The insurgents have been happy to take credit. The Taliban’s supreme leader, Mullah Mohammad Omar, boasted Thursday that the insurgents “have cleverly infiltrated into the ranks of the enemy” and were killing a rising number of U.S.-led coalition forces.
Defense Secretary Leon Panetta told The Associated Press in an interview this week that the attacks may reflect the Taliban’s use of unconventional tactics against a coalition force it cannot defeat on the battlefield. He added that U.S. military commanders say such attacks still remain “sporadic” and not a long-term trend.
Friday’s deadly shooting in Farah, at least by the accounts of local Afghan officials, seemed unlikely to be a personal dispute. Mohammad Ismail, a man in his 30s, had joined the Afghan Local Police just five days earlier. He opened fire during an inauguration ceremony attended by American and Afghan forces in Kinisk village, Farah provincial police chief Agha Noor Kemtoz said.
“As soon as they gave the weapon to Ismail to begin training, he took the gun and opened fire toward the U.S. soldiers,” Kemtoz said. The police chief added that he had warned U.S. forces organizing and training the community not to move too fast to recruit in the village, which he said is heavily influenced by the Taliban.
Afghan military analyst Amrullah Amman has no doubt that Taliban infiltration of Afghan security forces is rising. He said that despite new methods of screening, it’s simple to forge documents and invent references in Afghanistan.

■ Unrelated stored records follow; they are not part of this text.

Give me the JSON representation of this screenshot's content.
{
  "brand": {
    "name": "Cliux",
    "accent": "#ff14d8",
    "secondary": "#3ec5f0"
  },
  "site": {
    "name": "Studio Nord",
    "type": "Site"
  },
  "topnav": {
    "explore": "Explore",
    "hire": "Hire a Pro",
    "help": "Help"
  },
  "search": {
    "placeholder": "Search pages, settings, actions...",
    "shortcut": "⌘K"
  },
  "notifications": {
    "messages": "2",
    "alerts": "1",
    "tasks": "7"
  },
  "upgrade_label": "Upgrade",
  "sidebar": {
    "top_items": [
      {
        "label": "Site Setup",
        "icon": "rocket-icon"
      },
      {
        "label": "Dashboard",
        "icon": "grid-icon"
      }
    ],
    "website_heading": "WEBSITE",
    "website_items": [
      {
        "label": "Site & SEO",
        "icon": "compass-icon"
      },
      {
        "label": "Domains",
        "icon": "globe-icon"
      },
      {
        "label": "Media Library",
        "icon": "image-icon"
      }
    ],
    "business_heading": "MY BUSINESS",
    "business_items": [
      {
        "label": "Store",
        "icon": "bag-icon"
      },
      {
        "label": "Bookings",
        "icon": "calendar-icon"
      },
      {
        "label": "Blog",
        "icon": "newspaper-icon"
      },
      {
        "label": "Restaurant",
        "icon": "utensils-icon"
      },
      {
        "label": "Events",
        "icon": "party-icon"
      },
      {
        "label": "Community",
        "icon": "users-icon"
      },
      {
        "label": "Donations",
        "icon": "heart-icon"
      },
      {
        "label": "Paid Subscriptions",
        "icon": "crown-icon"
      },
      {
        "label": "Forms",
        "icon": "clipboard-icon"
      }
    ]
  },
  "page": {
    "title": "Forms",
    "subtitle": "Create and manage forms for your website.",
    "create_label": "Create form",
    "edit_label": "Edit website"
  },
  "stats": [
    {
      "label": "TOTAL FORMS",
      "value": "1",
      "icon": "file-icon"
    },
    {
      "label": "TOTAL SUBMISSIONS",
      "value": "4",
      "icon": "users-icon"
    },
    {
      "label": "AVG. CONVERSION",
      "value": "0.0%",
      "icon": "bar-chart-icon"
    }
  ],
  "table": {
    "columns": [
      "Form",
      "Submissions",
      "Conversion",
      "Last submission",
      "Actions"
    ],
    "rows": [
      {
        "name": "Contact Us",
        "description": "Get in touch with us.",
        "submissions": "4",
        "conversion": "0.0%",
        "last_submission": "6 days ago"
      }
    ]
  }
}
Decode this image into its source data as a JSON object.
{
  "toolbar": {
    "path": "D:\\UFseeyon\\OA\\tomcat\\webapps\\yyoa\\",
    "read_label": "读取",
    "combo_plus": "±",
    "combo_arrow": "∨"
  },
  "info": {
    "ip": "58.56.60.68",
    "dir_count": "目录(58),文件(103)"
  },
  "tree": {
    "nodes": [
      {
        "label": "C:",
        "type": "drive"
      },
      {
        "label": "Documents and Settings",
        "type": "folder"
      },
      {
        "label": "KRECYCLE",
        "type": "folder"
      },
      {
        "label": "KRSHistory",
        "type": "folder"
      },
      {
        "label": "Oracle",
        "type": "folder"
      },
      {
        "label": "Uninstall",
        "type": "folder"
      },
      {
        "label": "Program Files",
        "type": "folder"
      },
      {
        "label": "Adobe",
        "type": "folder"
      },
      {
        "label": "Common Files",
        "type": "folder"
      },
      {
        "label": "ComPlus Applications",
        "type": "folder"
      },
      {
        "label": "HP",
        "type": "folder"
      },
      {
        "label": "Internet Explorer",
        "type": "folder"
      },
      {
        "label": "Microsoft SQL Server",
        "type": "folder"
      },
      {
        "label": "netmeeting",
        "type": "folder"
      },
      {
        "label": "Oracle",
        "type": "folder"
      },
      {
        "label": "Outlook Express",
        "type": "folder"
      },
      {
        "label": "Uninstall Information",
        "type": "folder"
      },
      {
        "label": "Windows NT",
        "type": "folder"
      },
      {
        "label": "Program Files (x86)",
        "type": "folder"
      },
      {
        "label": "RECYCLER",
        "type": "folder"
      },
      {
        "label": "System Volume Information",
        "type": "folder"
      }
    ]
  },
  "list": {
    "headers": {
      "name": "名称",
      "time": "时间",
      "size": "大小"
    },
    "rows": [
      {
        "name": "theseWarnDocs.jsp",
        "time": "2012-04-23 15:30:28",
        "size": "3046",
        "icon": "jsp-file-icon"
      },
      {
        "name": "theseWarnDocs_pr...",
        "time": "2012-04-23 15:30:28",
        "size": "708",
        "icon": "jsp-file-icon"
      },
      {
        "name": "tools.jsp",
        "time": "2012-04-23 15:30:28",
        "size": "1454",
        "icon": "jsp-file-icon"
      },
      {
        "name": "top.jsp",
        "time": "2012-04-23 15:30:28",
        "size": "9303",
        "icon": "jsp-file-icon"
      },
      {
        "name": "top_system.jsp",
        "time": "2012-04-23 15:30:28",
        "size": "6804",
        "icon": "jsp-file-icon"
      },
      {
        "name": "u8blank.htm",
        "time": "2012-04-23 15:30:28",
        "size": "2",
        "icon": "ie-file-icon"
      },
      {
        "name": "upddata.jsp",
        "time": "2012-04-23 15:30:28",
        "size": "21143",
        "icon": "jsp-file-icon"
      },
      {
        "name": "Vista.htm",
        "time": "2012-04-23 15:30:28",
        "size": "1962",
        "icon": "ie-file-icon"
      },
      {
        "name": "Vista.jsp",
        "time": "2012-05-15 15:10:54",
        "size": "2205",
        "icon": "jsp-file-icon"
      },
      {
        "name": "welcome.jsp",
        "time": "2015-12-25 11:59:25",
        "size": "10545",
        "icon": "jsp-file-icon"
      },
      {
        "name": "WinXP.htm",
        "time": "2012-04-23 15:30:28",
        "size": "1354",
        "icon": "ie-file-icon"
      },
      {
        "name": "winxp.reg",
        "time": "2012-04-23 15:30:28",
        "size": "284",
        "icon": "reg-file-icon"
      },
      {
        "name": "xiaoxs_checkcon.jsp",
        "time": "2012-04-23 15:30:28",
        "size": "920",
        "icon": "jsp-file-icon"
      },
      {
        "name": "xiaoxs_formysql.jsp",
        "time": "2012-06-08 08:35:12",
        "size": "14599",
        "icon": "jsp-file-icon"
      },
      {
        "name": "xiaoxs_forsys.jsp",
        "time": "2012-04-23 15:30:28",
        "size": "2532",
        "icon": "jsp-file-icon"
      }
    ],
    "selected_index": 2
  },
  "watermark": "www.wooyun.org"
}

“The gate is wide open. The enemy is infiltrating because they see it’s very easy,” Amman said.
But the turncoat attacks may also reflect growing mistrust and resentment among Afghans working with international forces.
Afghan soldiers interviewed by the AP earlier this year offered their own explanations: The Afghans feel disrespected, the soldiers said. They complained of getting inferior equipment and condescending treatment by Americans.
In May 2011, a U.S. Army team led by a behavioral scientist compiled a survey that indicated many Afghan security personnel found U.S. troops “extremely arrogant, bullying and unwilling to listen to their advice.”
“I think infiltration is easier to address, actually,” Exum said. “I think the worse thing is, if your entire strategy going forward from the next three or four years depends on partnering with Afghan forces, then if relations have already devolved to this degree, you’re really worried.”